If Anne Frank didn’t have it hard enough trying to hide from the Nazis on account of her identifying as a Jew, she also hit puberty right around the time she had to go into hiding. The whole reason this diary is so famous though is because it was written by someone as insightful and optimistic as Anne herself. Here she is expressing her body changing and becoming more womanly as she copes with menstruating in hiding. She explains that it annoys her but that she is fascinated by the female body and how it’s changing from the inside. Anne seems to love that she has a secret but also craves a companion to share her secrets with (specifically a girlfriend). Menstruating and puberty are generally seen as difficult times that people find no enjoyment in, so to have Anne, a young girl trapped inside a house with only her family and several close friends, rejoicing in her changing body, speaks volumes about her character.
There is also a difficulty in finding her identity since following this passage she exclaims that she wants to explore her sexuality through other females, and the only person she has for company close in age is Peter. Anne has this entire question mark surrounding her femininity and is deprived of the ability to act on any of her impulses given her situation. Rather than growing frustrated though, at puberty much less this whole circumstance, she keeps a tone of childlike wonder in her entries. She seems to be exactly on the brink between childhood and adolescence which makes her situation that much more tragic. This identity crisis parallels her religious identity crisis seeing as that is what confines her in the first place. The diary then serves as her only companion in which she can be fully honest about her thoughts. In her last days of life as well as the entirety of her death, this diary has then become her identity.

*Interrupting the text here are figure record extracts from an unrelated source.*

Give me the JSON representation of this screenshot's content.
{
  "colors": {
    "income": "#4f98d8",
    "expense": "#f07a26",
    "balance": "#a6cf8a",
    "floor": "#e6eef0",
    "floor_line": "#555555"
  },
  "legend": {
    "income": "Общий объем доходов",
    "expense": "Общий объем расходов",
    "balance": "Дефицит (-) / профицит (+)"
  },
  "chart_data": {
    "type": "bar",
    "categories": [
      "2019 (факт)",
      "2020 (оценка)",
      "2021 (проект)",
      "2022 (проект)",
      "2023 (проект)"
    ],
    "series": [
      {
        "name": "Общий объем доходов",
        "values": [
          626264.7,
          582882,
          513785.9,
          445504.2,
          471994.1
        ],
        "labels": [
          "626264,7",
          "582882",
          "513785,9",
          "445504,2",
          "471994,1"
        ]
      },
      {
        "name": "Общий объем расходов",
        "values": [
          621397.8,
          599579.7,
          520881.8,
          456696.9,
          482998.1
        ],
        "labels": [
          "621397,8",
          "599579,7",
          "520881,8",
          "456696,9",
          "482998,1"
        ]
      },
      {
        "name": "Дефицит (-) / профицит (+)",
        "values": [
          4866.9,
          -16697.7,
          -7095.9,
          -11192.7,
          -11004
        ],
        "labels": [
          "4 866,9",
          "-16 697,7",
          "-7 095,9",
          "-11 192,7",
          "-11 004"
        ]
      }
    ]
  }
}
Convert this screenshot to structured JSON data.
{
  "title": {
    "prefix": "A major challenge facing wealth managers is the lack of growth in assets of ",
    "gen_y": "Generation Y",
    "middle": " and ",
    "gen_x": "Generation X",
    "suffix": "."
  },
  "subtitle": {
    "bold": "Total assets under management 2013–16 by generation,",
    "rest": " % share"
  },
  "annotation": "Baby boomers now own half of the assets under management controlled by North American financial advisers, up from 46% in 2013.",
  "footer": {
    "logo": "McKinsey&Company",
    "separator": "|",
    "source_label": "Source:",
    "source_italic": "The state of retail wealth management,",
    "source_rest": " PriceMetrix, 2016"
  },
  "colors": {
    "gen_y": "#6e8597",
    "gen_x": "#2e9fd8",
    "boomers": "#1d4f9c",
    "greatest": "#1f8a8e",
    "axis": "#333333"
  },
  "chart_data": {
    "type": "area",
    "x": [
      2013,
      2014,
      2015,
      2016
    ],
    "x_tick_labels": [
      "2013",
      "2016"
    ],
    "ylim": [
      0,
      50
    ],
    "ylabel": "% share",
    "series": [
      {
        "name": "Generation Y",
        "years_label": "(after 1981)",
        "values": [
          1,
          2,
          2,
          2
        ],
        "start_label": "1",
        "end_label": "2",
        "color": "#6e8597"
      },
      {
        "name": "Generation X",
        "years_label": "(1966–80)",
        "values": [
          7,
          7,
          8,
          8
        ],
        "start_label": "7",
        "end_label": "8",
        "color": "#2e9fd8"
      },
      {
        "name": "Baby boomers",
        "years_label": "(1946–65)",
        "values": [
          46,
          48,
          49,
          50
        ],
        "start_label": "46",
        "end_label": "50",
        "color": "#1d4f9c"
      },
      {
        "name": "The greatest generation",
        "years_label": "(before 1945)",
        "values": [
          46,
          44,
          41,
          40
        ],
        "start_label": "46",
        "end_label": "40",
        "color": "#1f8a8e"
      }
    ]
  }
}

I agree with you that Anne is optimistic as ever about both of these situations, when it comes to hiding and getting her period. This optimism is what keeps the reader entertained and hopeful for her dreams of the future. It is very clear that she confines in her diary and herself only, as she states throughout the book. Her claim of self awareness is powerful for someone going through the situation she is at this rough age in a young girl's life.
ReplyDeleteHi Erin,
ReplyDeleteThank you for selecting this passage. It is one of the most-frequently cited passages in the text and it is so important to the diary as a whole, which is as much a coming-of-age adolescence story as it is a story about the atrocities of the Holocaust. While it seems strange to us as adult readers that she rejoices so much in her period, it is also a common response in adolescent literature as the adolescent girl celebrates the evidence that she is becoming a woman. So even while Anne's story is pretty unique, this moment connects Anne to adolescent girls across time and place. I would like to see your statement of argument be more specific. Your first paragraph concludes with "it speaks volumes to Anne's character," but I would like to see a more narrow claim about what this passage shows about Anne and why that is important to the text as a whole. There is a thread in here about optimism and then also one about finding an identity. I'd like to see a more cohesive and unified argument throughout in such a brief argument.